Öcalan’ın varlığı, Kürt hareketi bakımından savaş için nasıl bir tetikleyici güç idiyse, şu anda da Türkiye açısından barış için bir fırsat, hatta bir şanstır. Zira Öcalan; Irak’tan Suriye’ye, PKK’dan SDG’ye Kürt hareketinin tüm parçalarını yönlendirebilen bir iradeyi temsil ediyor.
Bu durum kanıtlarıyla ortada. 2013-2015 çözüm süreci buna bir örnekti. PKK’nın silah bırakma kararı, Türkiye’den tümüyle çekilmesi diğer bir örnek. Beğenin, beğenmeyin; kızın, kızmayın… Kürt cephesindeki siyasi iradenin gücü bu. Dahası, bu güç Kürtlere ve Kürt hareketine yeni bir perspektif veriyor. Yok olma, savaşma yerine dönüşme ve entegre olma perspektifi bu. Ortadoğu’nun mevcut koşullarında Kürtler için gerçekçi çıkışın; silah bırakarak, siyaset yoluyla yaşadıkları ülkelerin (Türkiye ve Suriye’nin) sistemine entegre olmalarını öngördüğünü, bunun mümkün ve kalıcı olmasının şartı olarak da o ülkelerin düzeninin bu entegrasyonu kuşatacak demokratik bir dönüşüm geçirmesi gerektiğini ifade ediyor. Bugüne kadar Öcalan’ın kamuoyuna ulaşan tüm açıklamalarının özeti bu.
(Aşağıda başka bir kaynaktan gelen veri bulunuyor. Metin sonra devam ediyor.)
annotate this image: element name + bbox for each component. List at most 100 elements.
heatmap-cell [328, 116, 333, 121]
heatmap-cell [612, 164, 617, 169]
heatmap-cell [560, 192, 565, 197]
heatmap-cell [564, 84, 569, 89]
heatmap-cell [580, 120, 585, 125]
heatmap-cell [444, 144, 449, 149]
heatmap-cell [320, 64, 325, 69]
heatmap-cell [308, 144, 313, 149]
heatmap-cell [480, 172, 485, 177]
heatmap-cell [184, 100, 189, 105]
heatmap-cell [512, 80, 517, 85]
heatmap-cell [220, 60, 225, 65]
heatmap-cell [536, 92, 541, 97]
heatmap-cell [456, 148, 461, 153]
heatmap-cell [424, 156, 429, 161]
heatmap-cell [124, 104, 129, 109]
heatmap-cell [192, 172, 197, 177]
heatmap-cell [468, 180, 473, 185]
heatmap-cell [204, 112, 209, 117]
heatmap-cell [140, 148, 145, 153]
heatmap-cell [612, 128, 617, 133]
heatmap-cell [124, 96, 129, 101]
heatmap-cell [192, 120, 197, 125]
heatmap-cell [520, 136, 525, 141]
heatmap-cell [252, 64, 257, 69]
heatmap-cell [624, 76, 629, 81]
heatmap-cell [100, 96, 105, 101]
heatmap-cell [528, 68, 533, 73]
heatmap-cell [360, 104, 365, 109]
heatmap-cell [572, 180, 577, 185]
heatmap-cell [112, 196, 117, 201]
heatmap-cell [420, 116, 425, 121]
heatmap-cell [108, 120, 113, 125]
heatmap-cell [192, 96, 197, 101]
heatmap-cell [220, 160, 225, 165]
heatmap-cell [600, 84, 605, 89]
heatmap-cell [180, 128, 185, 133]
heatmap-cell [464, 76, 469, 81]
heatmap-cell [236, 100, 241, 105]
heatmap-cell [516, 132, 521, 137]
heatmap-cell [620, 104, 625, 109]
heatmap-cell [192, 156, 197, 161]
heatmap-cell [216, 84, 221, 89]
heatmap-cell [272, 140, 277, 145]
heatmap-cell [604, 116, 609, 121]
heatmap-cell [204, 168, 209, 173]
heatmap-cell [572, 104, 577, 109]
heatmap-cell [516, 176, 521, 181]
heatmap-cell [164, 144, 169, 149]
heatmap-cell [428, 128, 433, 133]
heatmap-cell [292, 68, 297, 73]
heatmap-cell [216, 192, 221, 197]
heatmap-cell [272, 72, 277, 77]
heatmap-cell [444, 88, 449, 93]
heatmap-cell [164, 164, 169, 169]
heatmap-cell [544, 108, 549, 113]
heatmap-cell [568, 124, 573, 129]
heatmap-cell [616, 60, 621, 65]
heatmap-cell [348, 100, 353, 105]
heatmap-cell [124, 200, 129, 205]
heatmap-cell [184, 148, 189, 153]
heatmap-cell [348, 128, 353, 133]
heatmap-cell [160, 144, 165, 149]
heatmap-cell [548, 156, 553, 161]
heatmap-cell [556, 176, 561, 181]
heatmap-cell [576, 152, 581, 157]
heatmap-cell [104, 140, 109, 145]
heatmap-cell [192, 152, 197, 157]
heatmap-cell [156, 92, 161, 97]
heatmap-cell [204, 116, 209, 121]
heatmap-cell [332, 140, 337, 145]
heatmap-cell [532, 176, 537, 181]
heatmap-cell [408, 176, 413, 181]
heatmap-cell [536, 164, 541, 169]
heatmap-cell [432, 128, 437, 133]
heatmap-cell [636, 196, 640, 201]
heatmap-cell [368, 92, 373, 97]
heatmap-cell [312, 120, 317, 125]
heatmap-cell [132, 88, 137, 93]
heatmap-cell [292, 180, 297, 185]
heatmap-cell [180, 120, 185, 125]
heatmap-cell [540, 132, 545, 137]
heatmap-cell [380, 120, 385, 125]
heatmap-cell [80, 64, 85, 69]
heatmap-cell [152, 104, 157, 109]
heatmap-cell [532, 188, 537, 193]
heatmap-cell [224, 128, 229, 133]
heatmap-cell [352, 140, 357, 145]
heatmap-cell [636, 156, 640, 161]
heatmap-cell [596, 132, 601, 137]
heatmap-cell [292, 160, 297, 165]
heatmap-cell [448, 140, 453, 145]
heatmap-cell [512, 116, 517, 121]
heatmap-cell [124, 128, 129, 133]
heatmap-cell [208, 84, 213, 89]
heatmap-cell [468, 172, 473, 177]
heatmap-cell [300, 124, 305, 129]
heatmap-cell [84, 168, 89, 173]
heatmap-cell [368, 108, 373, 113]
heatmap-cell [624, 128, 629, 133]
Yaşanan çözüm sürecinin önünde üç kilit nokta vardı, hâlâ var.
İlki, yukarıda sayılan özelliklere ve güce sahip Öcalan’ın bu sürecin daha açık parçası kılınmasıdır. Meclis komisyonunun İmralı’ya gitmesi, bunun içerdiği simgesel ve fiilî durum bu konuda ilk adımdı. Atılan adım ve atılacak benzer adımlar, kim ne derse desin, ne kadar itiraz ederse etsin, yarar-zarar hesabı yaparsa yapsın, Türkiye’nin silahsız bir gelecek tasavvuru için değerliydi.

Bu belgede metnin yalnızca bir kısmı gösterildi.